When you think of 1997, Titanic, Diana or Backstreet Boys may spring to mind. But that's just the tip of the iceberg – in reality, the year was huge in terms of pop culture and music, producing a number of brilliant songs. We've compiled a list of some of our favourites.
The Divine Comedy: In Pursuit of Happiness
A Short Album About Love notably contained 'Everybody Knows (Except You)', undoubtedly one of The Divine Comedy's best-known songs, but it also featured the gem that is 'In Pursuit of Happiness'. First sounding like a fairly typical love song, the track's development is intriguing and reveals levels of social criticism towards the end.
Wu-Tang Clan: Triumph
Wu-Tang Clan's second studio album, Wu-Tang Forever, was released in the summer of 1997. While it consists of two full discs of tracks that could all be discussed in length, the single 'Triumph' is always worth mentioning: an unusual and bold move, the track was chosen as a single despite being over 6 minutes long and having no chorus.
Blonde Redhead: Symphony of Treble
While Blonde Redhead are nowadays often considered a more shoegazey alternative band, back in the 90s they were still known for their noisier material. While many prefer their newer tracks and stylings, their early albums include a number of interesting tracks, such as 'Symphony of Treble'.
Mogwai: R U Still In 2 It
Mogwai's music is mostly instrumental, almost trademarkedly so, but 'R U Still In 2 It' is one of the exceptions. Featuring vocals from Arab Strap's Aidan Moffatt, the track is poetic, but haunting. Despite Young Team being Mogwai's debut album, some of their best material can be found on it and 'R U Still In 2 It' is without doubt one of these tracks.
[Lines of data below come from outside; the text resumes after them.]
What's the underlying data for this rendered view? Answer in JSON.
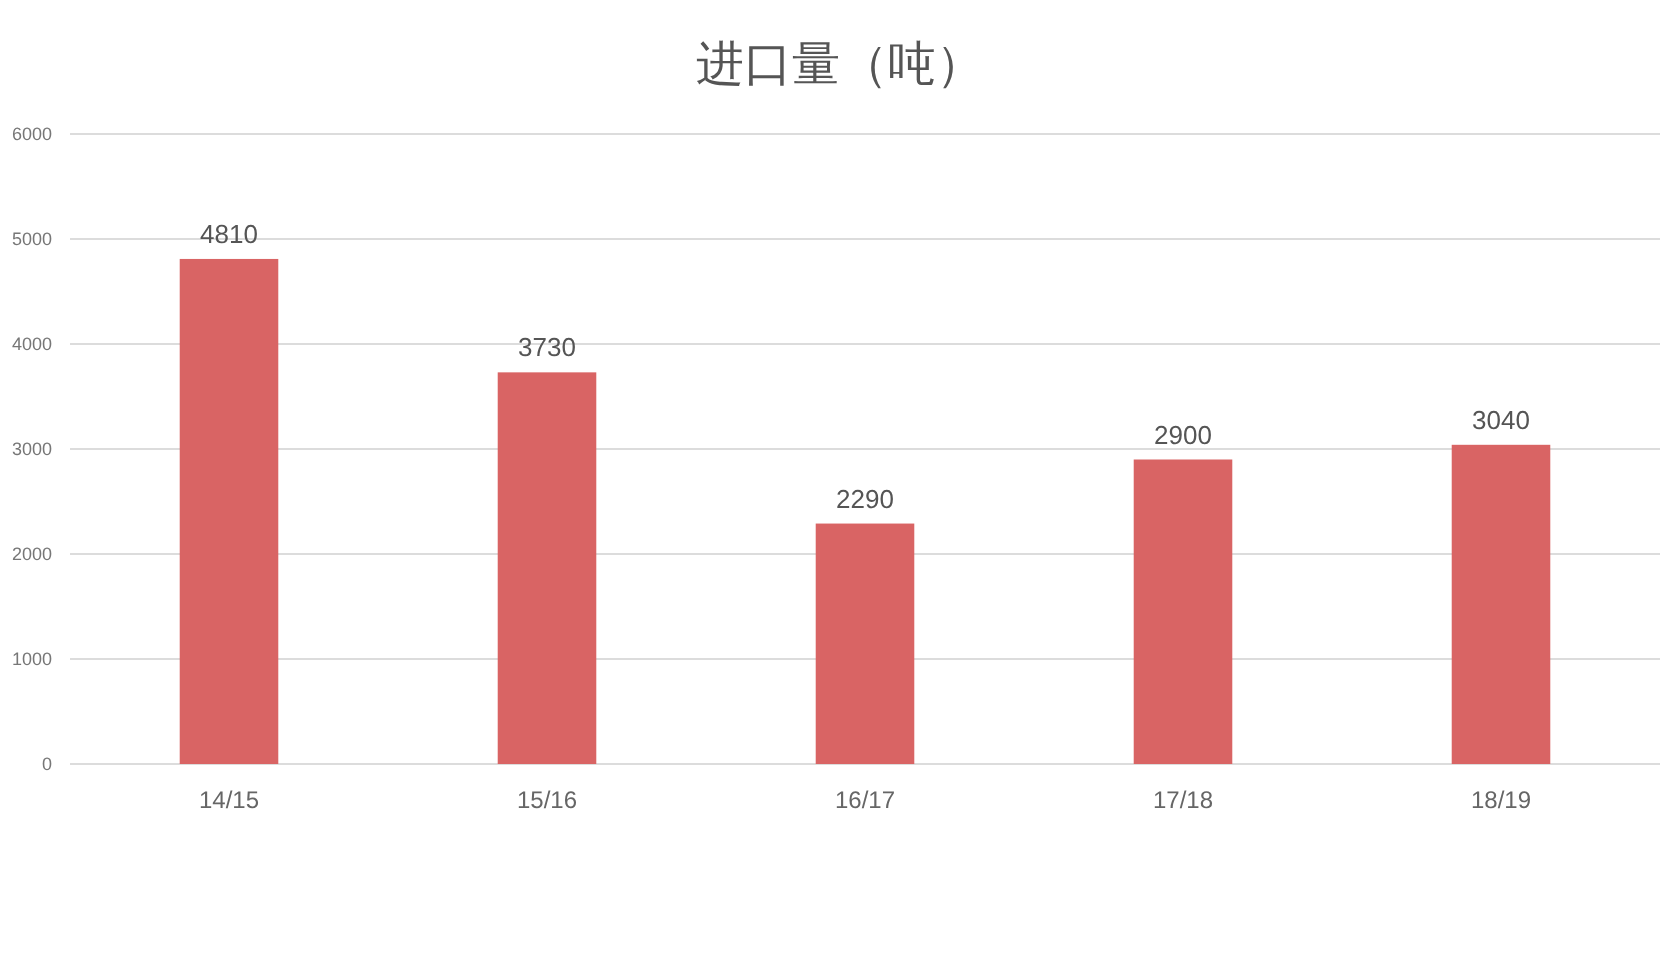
{
  "chart_data": {
    "type": "bar",
    "title": "进口量（吨）",
    "categories": [
      "14/15",
      "15/16",
      "16/17",
      "17/18",
      "18/19"
    ],
    "values": [
      4810,
      3730,
      2290,
      2900,
      3040
    ],
    "color": "#d96464",
    "ylim": [
      0,
      6000
    ],
    "yticks": [
      0,
      1000,
      2000,
      3000,
      4000,
      5000,
      6000
    ],
    "grid": "y",
    "data_labels": true
  }
}
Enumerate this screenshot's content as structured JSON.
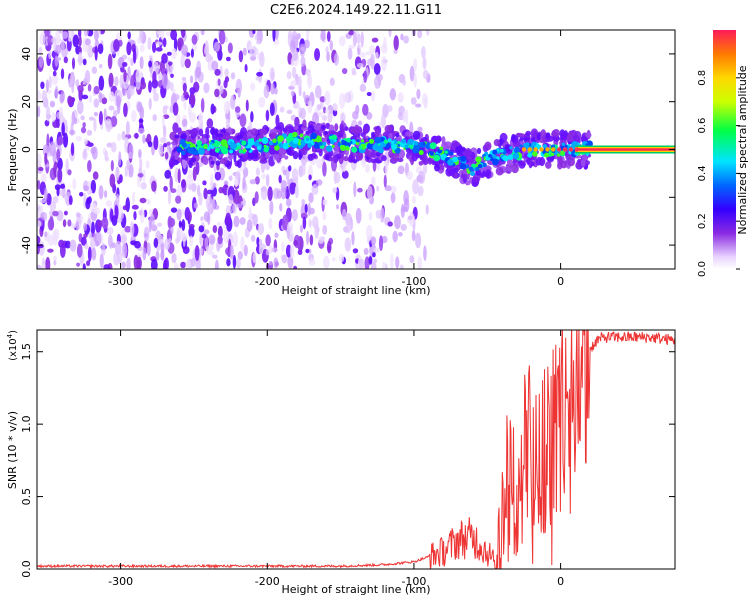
{
  "title": "C2E6.2024.149.22.11.G11",
  "chart_data": [
    {
      "type": "heatmap",
      "xlabel": "Height of straight line (km)",
      "ylabel": "Frequency (Hz)",
      "xlim": [
        -357,
        78
      ],
      "ylim": [
        -50,
        50
      ],
      "xticks": [
        -300,
        -200,
        -100,
        0
      ],
      "yticks": [
        -40,
        -20,
        0,
        20,
        40
      ],
      "colorbar": {
        "label": "Normalized spectral amplitude",
        "range": [
          0.0,
          1.0
        ],
        "ticks": [
          0.0,
          0.2,
          0.4,
          0.6,
          0.8
        ],
        "tick_labels": [
          "0.0",
          "0.2",
          "0.4",
          "0.6",
          "0.8"
        ],
        "colormap": "rainbow (purple to red)"
      },
      "ridge": {
        "description": "dominant frequency line vs height",
        "x": [
          -260,
          -220,
          -200,
          -180,
          -160,
          -140,
          -120,
          -100,
          -80,
          -70,
          -60,
          -50,
          -40,
          -30,
          -20,
          -10,
          0,
          10,
          20,
          40,
          78
        ],
        "y": [
          1,
          1,
          2,
          4,
          3,
          2,
          2,
          2,
          -2,
          -5,
          -8,
          -4,
          -2,
          -1,
          0,
          0,
          0,
          0,
          0,
          0,
          0
        ]
      },
      "grid": false
    },
    {
      "type": "line",
      "xlabel": "Height of straight line (km)",
      "ylabel": "SNR (10 * v/v)",
      "y_multiplier_label": "(x10",
      "y_multiplier_exp": "4",
      "y_multiplier_close": ")",
      "xlim": [
        -357,
        78
      ],
      "ylim": [
        0,
        1.65
      ],
      "xticks": [
        -300,
        -200,
        -100,
        0
      ],
      "yticks": [
        0.0,
        0.5,
        1.0,
        1.5
      ],
      "ytick_labels": [
        "0.0",
        "0.5",
        "1.0",
        "1.5"
      ],
      "color": "#ee3333",
      "series": [
        {
          "x": [
            -357,
            -330,
            -300,
            -250,
            -200,
            -150,
            -120,
            -100,
            -80,
            -70,
            -60,
            -50,
            -45,
            -40,
            -35,
            -30,
            -25,
            -20,
            -15,
            -10,
            -5,
            0,
            5,
            10,
            15,
            20,
            25,
            30,
            40,
            50,
            60,
            78
          ],
          "y": [
            0.02,
            0.02,
            0.02,
            0.02,
            0.02,
            0.02,
            0.03,
            0.05,
            0.12,
            0.2,
            0.22,
            0.12,
            0.05,
            0.3,
            0.6,
            0.5,
            0.75,
            0.8,
            0.9,
            0.85,
            0.95,
            1.05,
            1.15,
            1.3,
            1.45,
            1.52,
            1.58,
            1.6,
            1.6,
            1.6,
            1.6,
            1.58
          ]
        }
      ],
      "grid": false
    }
  ]
}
Elliott Smith: Between the Bars
Elliott Smith's third album Either/Or is much loved by both fans and critics, and for good reason. The record is introspective and intense, with a track listing that is essentially perfect. While Either/Or should be listened to in its entirety, 'Between the Bars' gives a good insight into what the album will hold. Moreover, it is a track you'd wish could go on for longer than its actual duration of less than two and a half minutes.
Spice Girls: Viva Forever
Like them or hate them, Spice Girls were a defining sound of the 90s. Their second album Spiceworld was released in 1997 and was a big global success. One of the album's slower tracks, and arguably one of Spice Girls' best songs, 'Viva Forever' was only released as a single in the spring of 1998, when Halliwell had already left the group, despite her being the main writer of the song. 'Viva Forever' may not be especially interesting or experimental, but it's a pop treasure. Furthermore, its music video looks endearingly homemade, considering the success Spice Girls had reached by this stage.
As the final track to Pavement's fourth album Brighten the Corners, 'Fin' ('Infinite Spark' on non-US pressings) is a brilliant finish to a brilliant album. It is the longest track on the album, but remains interesting throughout and is yet another testimony to Stephen Malkmus' songwriting abilities.
Godspeed You! Black Emperor: Slow Moving Trains
Godspeed You! Black Emperor's 1997 album F♯ A♯ ∞ is an experimental classic and by no means your standard album, with the vinyl version having a technically infinite running time. The album was re-released in 1998 with some alterations, and the CD version below combines 'Slow Moving Train' with 'The Cowboy...'. At nearly 8 minutes, the track mixes different sounds and segments, growing from a slow start to something much more overpowering.
Radiohead: Fitter Happier
Whether you're a fan of Radiohead or not, their 1997 album OK Computer is an undeniably clever album. With tracks like 'Let Down', 'Karma Police' and 'Exit Music (For A Film)', it's varied yet still distinctively Radiohead, and even if they have released more interesting albums in their time, there is a reason why OK Computer has been consistently topping the Best Albums charts. Although often left unmentioned, one of the reasons for this should be 'Fitter Happier'. Featuring computerised, talking-head-like vocals (note: not the band, but actual talking heads) reflecting on how society's expectations of us merge with our own, everything about the song is slightly “off”, adding to the depressing atmosphere.